– Как трогательно, Вивиан, что ты все же вспомнила о существовании родного дома, – голос Агаты, резкий и сухой, как шелест осенних листьев, полоснул тишину. Он был пропитан презрением, тщательно скрытым под маской вежливого удивления – оружие, которое Агата оттачивала годами.
Вивиан замерла, словно загнанный зверь, почувствовав на себе острый взгляд тетушки. Агата восседала в вольтеровском кресле, подобно королеве на троне. Ее высокая, прямая спина выдавала железную волю, а тонкие, аристократичные пальцы сжимали край шерстяного пледа цвета слоновой кости. На пледе вышитая витиеватая монограмма «E.S.» – безмолвное напоминание о покойном муже, Эдвине, чью память Агата чтила с фанатичным упорством.
Тусклый свет керосиновой лампы, стоявшей на столике рядом с чайным сервизом Meissen, выхватывал из темноты строгие черты ее лица. Морщины вокруг тонких, поджатых губ казались трещинами на безупречной фарфоровой маске, выдавая годы подавленных эмоций и невысказанных обид. В комнате отчетливо ощущался слабый аромат лавандовых саше, искусно спрятанных в недрах комодов и секретера – единственная уступка Агаты чувственности, но тщательно выверенная и дозированная.
– Тетушка, почему вы еще не спите? – Вивиан постаралась придать своему голосу нотки безразличия, небрежно снимая шляпку, но ее руки дрожали, когда она поправила выбившуюся прядь.

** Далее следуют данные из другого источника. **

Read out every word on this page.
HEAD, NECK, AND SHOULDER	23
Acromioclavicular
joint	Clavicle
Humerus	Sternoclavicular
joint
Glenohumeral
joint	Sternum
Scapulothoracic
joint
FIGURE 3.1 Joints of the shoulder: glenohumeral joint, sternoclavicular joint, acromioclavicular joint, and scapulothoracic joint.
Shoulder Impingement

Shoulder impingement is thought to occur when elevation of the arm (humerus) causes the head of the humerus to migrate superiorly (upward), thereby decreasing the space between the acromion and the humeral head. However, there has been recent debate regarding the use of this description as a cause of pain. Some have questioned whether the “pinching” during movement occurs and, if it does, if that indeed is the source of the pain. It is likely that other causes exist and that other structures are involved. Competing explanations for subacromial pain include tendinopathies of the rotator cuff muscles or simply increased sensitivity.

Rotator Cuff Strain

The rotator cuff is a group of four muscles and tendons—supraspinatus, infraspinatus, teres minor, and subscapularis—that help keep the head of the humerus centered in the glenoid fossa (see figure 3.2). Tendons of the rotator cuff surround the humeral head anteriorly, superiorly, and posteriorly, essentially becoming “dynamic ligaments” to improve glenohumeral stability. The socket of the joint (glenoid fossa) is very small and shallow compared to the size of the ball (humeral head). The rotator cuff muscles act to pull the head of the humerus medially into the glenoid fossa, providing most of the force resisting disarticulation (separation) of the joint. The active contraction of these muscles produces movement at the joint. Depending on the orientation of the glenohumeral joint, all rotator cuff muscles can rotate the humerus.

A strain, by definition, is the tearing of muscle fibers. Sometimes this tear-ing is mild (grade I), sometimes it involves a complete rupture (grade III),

Агата скользнула по ней долгим взглядом.
– Как можно спать, когда юная леди шляется по ночному Бостону, словно какая-нибудь… уличная актрисулька? – Агата отставила чашку с остывшим чаем. Звон тонкого фарфора прозвучал в тишине, словно выстрел пистолета, заставляя Вивиан вздрогнуть. – Где ты была, Вивиан? Отвечай!
Вопрос повис в воздухе, тяжелый и невысказанный, смешавшись с запахом гари из камина, где едва тлели угли. Вивиан, расстегивая плащ с подкладкой из кроличьего меха – подарок тетушки, преподнесенный с дежурной учтивостью, – почувствовала, как влажный холод проникает под кожу, сковывая ее, словно ледяные оковы. Она бросила мимолетный взгляд на фарфоровый сервиз: тонкий узор золотых листьев безупречно повторялся на каждой чашке, графине и молочнике – элегантный и безупречный, как и сама Агата. Даже сейчас, в домашнем халате из плотного темно-синего бархата, с волосами, тщательно уложенными в сложную прическу, не допускающую ни единой выбившейся пряди, Агата казалась воплощением незыблемой, надменной власти.